Thief takes cars for test drive
Basil Ford in Niagara Falls might be the victim of a finicky thief. According to the Buffalo News, cars keep going missing from the dealer’s lot, and then returning in a day or two. On one occasion, a stolen car was left in a Target parking lot up the street, which is kind of like returning a book to a different library. This is according to a police report explaining why the most recent theft of a 2013 Ford Taurus wasn’t reported immediately. It seems that the folks at Basil have become accustomed to cars being taken and returned, as if the pilferer is trying out different models before making his or her final choice. So they wait a couple days to see if the latest stolen car returns. So far, over the past year, two have not come home, including the Ford Taurus.
Bocce Pizza returns
There are those who say there is no pizza like Bocce's, the pie of my childhood memories. The pizzeria opened in the post-war years, and soon became an iconic landmark at the corner of Clinton and Adams, and, a bit later, on Baily in Amherst.
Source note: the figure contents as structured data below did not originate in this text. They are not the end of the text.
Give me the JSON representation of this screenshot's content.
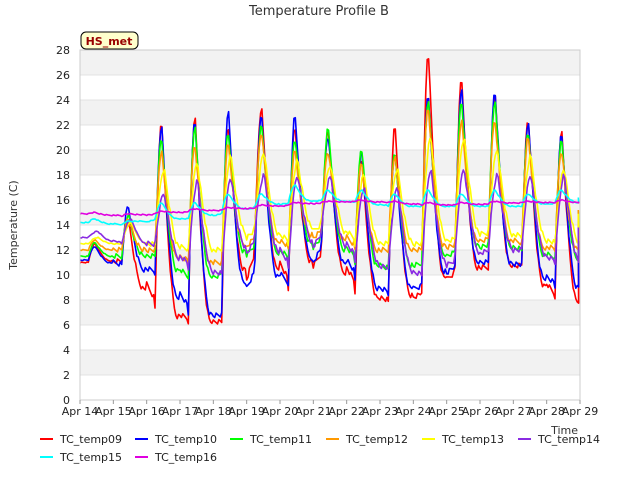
{
  "chart_data": {
    "type": "line",
    "title": "Temperature Profile B",
    "xlabel": "Time",
    "ylabel": "Temperature (C)",
    "badge": "HS_met",
    "ylim": [
      0,
      28
    ],
    "yticks": [
      0,
      2,
      4,
      6,
      8,
      10,
      12,
      14,
      16,
      18,
      20,
      22,
      24,
      26,
      28
    ],
    "xlim": [
      "2024-04-14",
      "2024-04-29"
    ],
    "xtick_labels": [
      "Apr 14",
      "Apr 15",
      "Apr 16",
      "Apr 17",
      "Apr 18",
      "Apr 19",
      "Apr 20",
      "Apr 21",
      "Apr 22",
      "Apr 23",
      "Apr 24",
      "Apr 25",
      "Apr 26",
      "Apr 27",
      "Apr 28",
      "Apr 29"
    ],
    "grid": true,
    "legend_position": "bottom",
    "x_dates": [
      "Apr 14",
      "Apr 15",
      "Apr 16",
      "Apr 17",
      "Apr 18",
      "Apr 19",
      "Apr 20",
      "Apr 21",
      "Apr 22",
      "Apr 23",
      "Apr 24",
      "Apr 25",
      "Apr 26",
      "Apr 27",
      "Apr 28"
    ],
    "series": [
      {
        "name": "TC_temp09",
        "color": "#ff0000",
        "daily_max": [
          12.5,
          14.5,
          22.3,
          22.8,
          22.0,
          23.5,
          22.0,
          21.5,
          19.5,
          22.0,
          28.0,
          25.8,
          24.5,
          22.5,
          21.7
        ],
        "daily_min": [
          11.0,
          11.2,
          7.3,
          6.3,
          6.2,
          13.2,
          8.8,
          12.6,
          8.6,
          7.8,
          8.7,
          10.6,
          10.6,
          10.8,
          7.9
        ]
      },
      {
        "name": "TC_temp10",
        "color": "#0000ff",
        "daily_max": [
          12.3,
          15.5,
          22.0,
          22.5,
          23.3,
          23.0,
          22.8,
          21.2,
          20.0,
          20.0,
          24.5,
          25.0,
          24.8,
          22.3,
          21.5
        ],
        "daily_min": [
          11.2,
          10.8,
          10.2,
          6.8,
          6.8,
          11.2,
          9.0,
          13.0,
          9.5,
          8.5,
          9.3,
          11.0,
          11.0,
          10.8,
          9.0
        ]
      },
      {
        "name": "TC_temp11",
        "color": "#00ff00",
        "daily_max": [
          12.6,
          14.8,
          21.0,
          22.0,
          21.5,
          22.0,
          21.0,
          21.8,
          20.3,
          19.8,
          24.0,
          24.0,
          24.0,
          21.5,
          20.8
        ],
        "daily_min": [
          11.5,
          11.5,
          11.5,
          9.5,
          10.2,
          13.0,
          11.0,
          13.5,
          11.0,
          10.5,
          11.0,
          12.0,
          12.5,
          12.0,
          11.3
        ]
      },
      {
        "name": "TC_temp12",
        "color": "#ff9900",
        "daily_max": [
          12.8,
          14.5,
          20.0,
          20.5,
          20.5,
          21.5,
          20.0,
          20.0,
          19.0,
          19.5,
          23.5,
          22.5,
          22.5,
          21.0,
          20.0
        ],
        "daily_min": [
          12.0,
          12.0,
          12.0,
          11.0,
          11.0,
          13.5,
          12.0,
          14.0,
          12.0,
          12.0,
          12.0,
          12.5,
          13.0,
          12.5,
          12.0
        ]
      },
      {
        "name": "TC_temp13",
        "color": "#ffff00",
        "daily_max": [
          13.0,
          14.2,
          18.5,
          19.0,
          19.5,
          19.8,
          19.2,
          18.8,
          18.0,
          18.5,
          21.0,
          21.0,
          20.0,
          19.5,
          18.5
        ],
        "daily_min": [
          12.5,
          12.5,
          12.5,
          12.0,
          12.0,
          14.0,
          12.5,
          14.5,
          12.5,
          12.5,
          12.5,
          13.0,
          13.5,
          13.0,
          12.5
        ]
      },
      {
        "name": "TC_temp14",
        "color": "#8a2be2",
        "daily_max": [
          13.5,
          14.5,
          16.5,
          17.5,
          17.8,
          18.0,
          18.0,
          17.8,
          17.0,
          17.0,
          18.5,
          18.5,
          18.0,
          18.0,
          18.0
        ],
        "daily_min": [
          13.0,
          12.5,
          12.5,
          10.5,
          10.0,
          13.5,
          10.5,
          14.0,
          11.0,
          10.5,
          10.0,
          11.5,
          12.0,
          12.0,
          11.0
        ]
      },
      {
        "name": "TC_temp15",
        "color": "#00ffff",
        "daily_max": [
          14.5,
          14.3,
          15.8,
          15.8,
          16.5,
          16.5,
          17.2,
          16.8,
          16.8,
          16.5,
          16.8,
          16.5,
          16.8,
          16.5,
          16.8
        ],
        "daily_min": [
          14.2,
          14.0,
          14.5,
          14.5,
          15.0,
          15.5,
          15.8,
          16.0,
          15.8,
          15.5,
          15.5,
          15.5,
          15.5,
          15.5,
          15.8
        ]
      },
      {
        "name": "TC_temp16",
        "color": "#e000e0",
        "daily_max": [
          15.0,
          14.9,
          15.1,
          15.3,
          15.4,
          15.6,
          15.8,
          15.9,
          16.0,
          15.9,
          15.8,
          15.8,
          15.9,
          15.9,
          16.0
        ],
        "daily_min": [
          14.9,
          14.7,
          14.9,
          15.1,
          15.2,
          15.4,
          15.6,
          15.8,
          15.9,
          15.8,
          15.6,
          15.6,
          15.7,
          15.8,
          15.8
        ]
      }
    ]
  }
}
The Buffalo location closed in 2011. Now the owner of the Amherst location, Jim Pacciotti, is refurbishing the Buffalo site to reopen sometime this year (exactly when depends on how many “surprises” are encountered during renovations). Plans are for the restaurant to carry the full classic menu, which will bring tears of joy to the eyes of Bocce pizza lovers.
Artist and educator Bruce Adams is a longtime contributor to Buffalo Spree.